Fifteen thousand families found. That’s the number that matters.

FAQ

What are unclaimed life insurance contracts?

When a policyholder dies, insurers must pay beneficiaries. But sometimes beneficiaries don't know they're named in a policy, have moved, or can't be located. The money sits unclaimed. In France alone, this reached €5.4 billion in 2015.

How does AI find missing insurance beneficiaries?

AI creates a 360-degree visualization of clients and their networks—family members, addresses, employment history, public records. By mapping relationships and cross-referencing databases, AI identifies beneficiaries who traditional searches miss.

How effective is AI at reducing unclaimed insurance contracts?

Generali France reduced unclaimed contracts from 15,705 in 2016 to just 802 in 2023—a 95% reduction. Death identification within one year improved from 33% to 88%.

What regulations require insurers to find beneficiaries?

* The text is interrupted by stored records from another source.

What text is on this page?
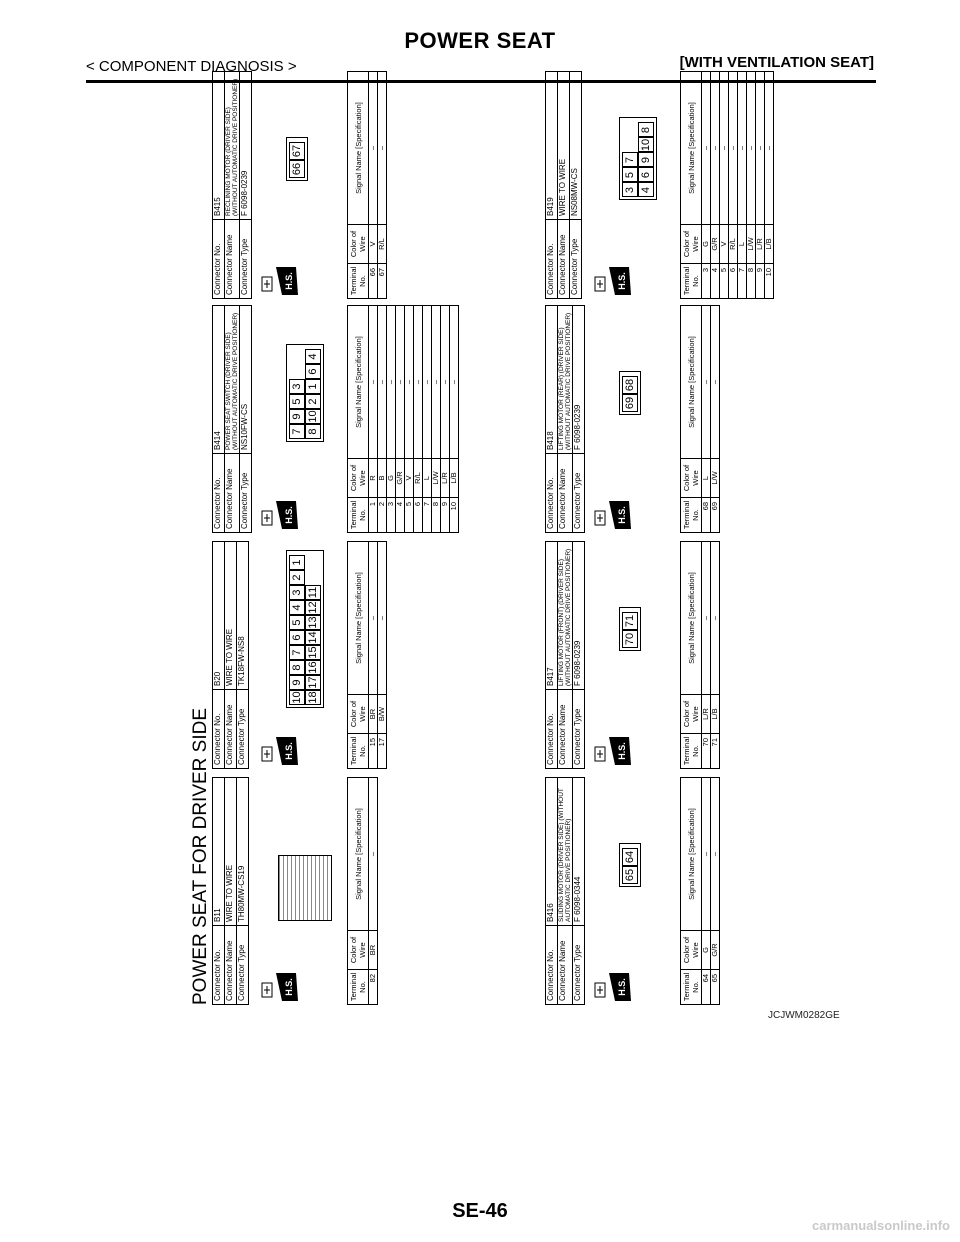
POWER SEAT
< COMPONENT DIAGNOSIS >	[WITH VENTILATION SEAT]
JCJWM0282GE
SE-46
carmanualsonline.info
POWER SEAT FOR DRIVER SIDE Connector No.	B11
Connector Name	WIRE TO WIRE
Connector Type	TH80MW-CS19
H.S.	Terminal No.	Color of Wire	Signal Name [Specification]
82	BR	–
Connector No.	B20
Connector Name	WIRE TO WIRE
Connector Type	TK18FW-NS8
H.S.
10
9
8
7
6
5
4
3
2
1
18
17
16
15
14
13
12
11
Terminal No.	Color of Wire	Signal Name [Specification]
15	BR	–
17	B/W	–
Connector No.	B414
Connector Name	POWER SEAT SWITCH (DRIVER SIDE) (WITHOUT AUTOMATIC DRIVE POSITIONER)
Connector Type	NS10FW-CS
H.S.
7
9
5
3
8
10
2
1
6
4
Terminal No.	Color of Wire	Signal Name [Specification]
1	R	–
2	B	–
3	G	–
4	G/R	–
5	V	–
6	R/L	–
7	L	–
8	L/W	–
9	L/R	–
10	L/B	–
Connector No.	B415
Connector Name	RECLINING MOTOR (DRIVER SIDE) (WITHOUT AUTOMATIC DRIVE POSITIONER)
Connector Type	F 6098-0239
H.S.
66
67
Terminal No.	Color of Wire	Signal Name [Specification]
66	V	–
67	R/L	–
Connector No.	B416
Connector Name	SLIDING MOTOR (DRIVER SIDE) (WITHOUT AUTOMATIC DRIVE POSITIONER)
Connector Type	F 6098-0344
H.S.
65
64
Terminal No.	Color of Wire	Signal Name [Specification]
64	G	–
65	G/R	–
Connector No.	B417
Connector Name	LIFTING MOTOR (FRONT) (DRIVER SIDE) (WITHOUT AUTOMATIC DRIVE POSITIONER)
Connector Type	F 6098-0239
H.S.
70
71
Terminal No.	Color of Wire	Signal Name [Specification]
70	L/R	–
71	L/B	–
Connector No.	B418
Connector Name	LIFTING MOTOR (REAR) (DRIVER SIDE) (WITHOUT AUTOMATIC DRIVE POSITIONER)
Connector Type	F 6098-0239
H.S.
69
68
Terminal No.	Color of Wire	Signal Name [Specification]
68	L	–
69	L/W	–
Connector No.	B419
Connector Name	WIRE TO WIRE
Connector Type	NS08MW-CS
H.S.
3
5
7
4
6
9
10
8
Terminal No.	Color of Wire	Signal Name [Specification]
3	G	–
4	G/R	–
5	V	–
6	R/L	–
7	L	–
8	L/W	–
9	L/R	–
10	L/B	–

France's Eckert Act (2016) requires insurers to actively search for beneficiaries and settle claims within specific timeframes. Unclaimed benefits over 10 years must be deposited with the government. Similar regulations exist across Europe.

What AI technology does Generali France use?

Generali deployed IBM Watson for beneficiary investigations, Microsoft 365 Copilot for 3,700 employees, and Azure OpenAI for customer service agents. 300 robots process 2.1 million operations annually.